Зажимая рану, Сидоренко привалился спиной к стволу обледеневшей сосны. Кровь выхлестывала толчками, со свистом выходил воздух – похоже, ему насквозь пробили легкое точным, хирургическим ударом. Ему было ужасно холодно, окровавленные зубы стучали: он отлично понимал, что это вовсе не из-за мороза. Он умирает – ему осталось жить минут пять, после чего он скончается от потери крови. Предприняв серьезное усилие, киллер немеющими пальцами вытащил из кармана сотовый телефон. «Нет сети», – прочитал Сидоренко на дисплее и с ненавистью харкнул в динамик мобильника кровью. Блядь. А как же его деньги в банке Каймановых островов, квартира в Париже, куда он собирался умотать после выхода на «пенсию»? И Тимотэ… самое грустное, сволочь Тимотэ его переживет…
Эта мысль придала Сидоренко сил. Суча ногами, он приподнялся повыше. Включив цифровую камеру на телефоне и направив ее на себя, он стал говорить в нее – так быстро, насколько мог. Вокруг одинокой фигуры у заиндевевшего соснового ствола все шире разливалось красное пятно. Сказав то, что хотел, киллер зажал телефон в левой руке. Правой он вставил в рот глушитель «парабеллума», почувствовав немеющим языком вкус пороха.
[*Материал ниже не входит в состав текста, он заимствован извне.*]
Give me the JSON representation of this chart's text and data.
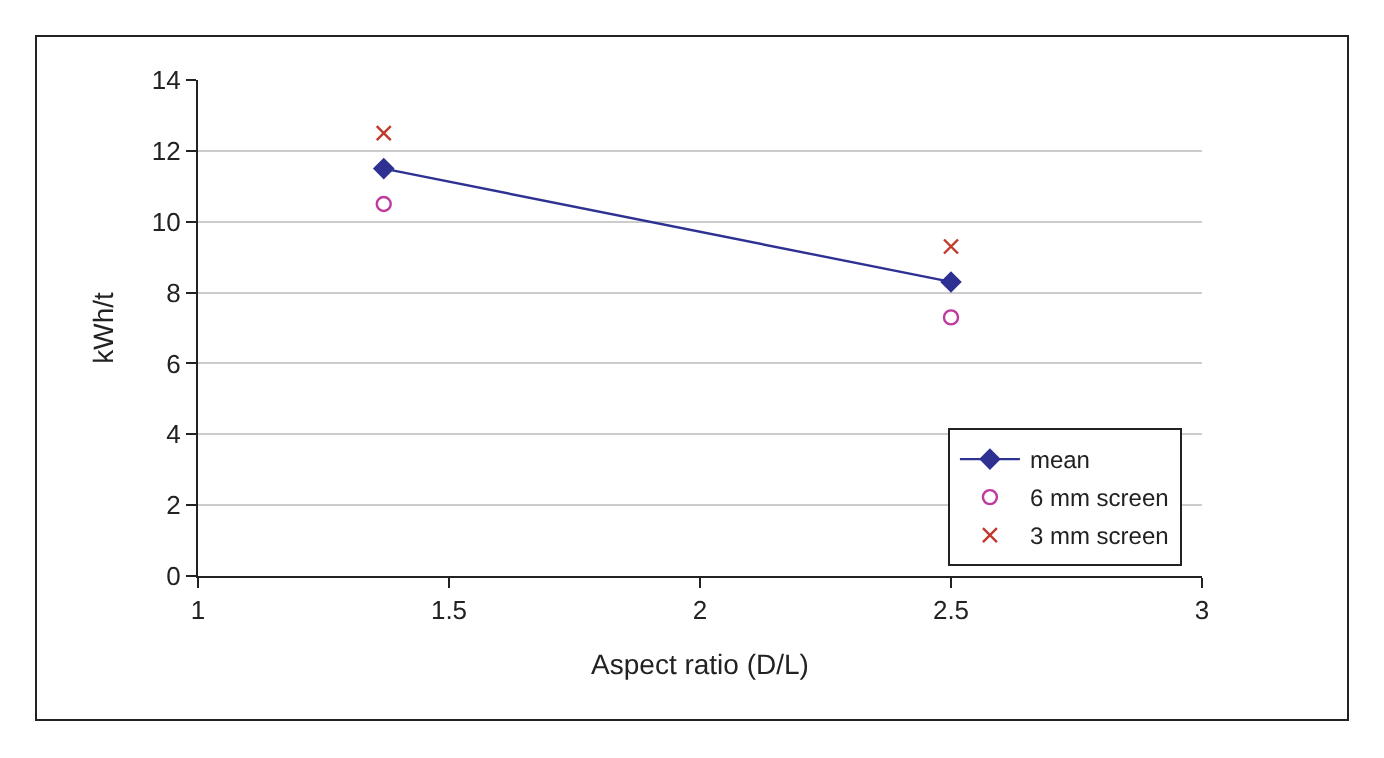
{
  "chart_data": {
    "type": "scatter",
    "xlabel": "Aspect ratio (D/L)",
    "ylabel": "kWh/t",
    "xlim": [
      1,
      3
    ],
    "xticks": [
      1,
      1.5,
      2,
      2.5,
      3
    ],
    "ylim": [
      0,
      14
    ],
    "yticks": [
      0,
      2,
      4,
      6,
      8,
      10,
      12,
      14
    ],
    "grid": "y",
    "legend": "bottom right",
    "x": [
      1.37,
      2.5
    ],
    "series": [
      {
        "name": "mean",
        "type": "line",
        "marker": "diamond",
        "color": "#2e3192",
        "values": [
          11.5,
          8.3
        ]
      },
      {
        "name": "6 mm screen",
        "marker": "circle",
        "color": "#c0399f",
        "values": [
          10.5,
          7.3
        ]
      },
      {
        "name": "3 mm screen",
        "marker": "cross",
        "color": "#c0392b",
        "values": [
          12.5,
          9.3
        ]
      }
    ]
  }
}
Выстрел даже не спугнул птиц. Он был тихим, словно сломали ветку.
Глава тринадцатая
Трехрублевка
(23 февраля, четверг, утро)
Страшная новость о жестокой расправе «нового Потрошителя» над светской писательницей Смелковой привела в шок всю трехрублевскую гламурную общественность. Реакция, как и после смерти балерины Кшесинской, была разной. Одни, обливаясь слезами, начали паковать чемоданы и заказывать авиабилеты на Кипр. Другие бросились в оружейные магазины, скупая все стволы подряд, от винчестеров до револьверов «бульдог» – главное, чтобы те были помощнее и поубойнее. Третьи (в основном представители писательского бомонда) решили срочно собраться и обсудить, чем они могут помочь полиции. Сбор был назначен в гостином зале дворцового комплекса авторши дамских детективов, миллионерши Виктории Невцовой. По тиражам Невцова считалась номером один в империи – она писала по два детектива в день. Не проходило и недели, как в одном из книжных магазинов под тяжестью ее книг падал шкаф (а то и рушился сам магазин). Плодовитее ее была только американская писательница Джеки Коллинз, штамповавшая три книги ежедневно. Впрочем, Невцова небезосновательно подозревала конкурентку в эксплуатации ghost writers, то бишь банальных «литературных негров». Однако потрясение от убийства Смелковой было столь велико, что Невцова отложила написание очередной пары бестселлеров ради важного консилиума с коллегами. Уже к девяти утра к даче Невцовой, выполненной в виде трех египетских пирамид в натуральную величину, начали пачками съезжаться черные джипы. Невцова самолично (она не признавала горничных) разнесла приглашенным чашки с утренним чаем – они мрачно помешивали его серебряными ложечками, на посеревших лицах лежала печать беспокойства. Два карликовых бегемота Невцовой откровенно ластились к гостям, но те в своем горе не могли даже на секунду отвлечься и приласкать симпатичных животных. Тягостное молчание прервал один из самых маститых авторов Трехрублевки – король ретротриллеров времен Киевской Руси и одновременно профессиональный переводчик с китайского языка Морис Хунхуз. По его бестселлерам были сняты три отечественных блокбастера: «Азраил», «Индийская защита» и «Княжий дружинник». Злые языки говорили – Хунхуз может выпустить книгу с пустыми страницами, и все равно найдутся сто тысяч человек, которые будут рвать ее из рук.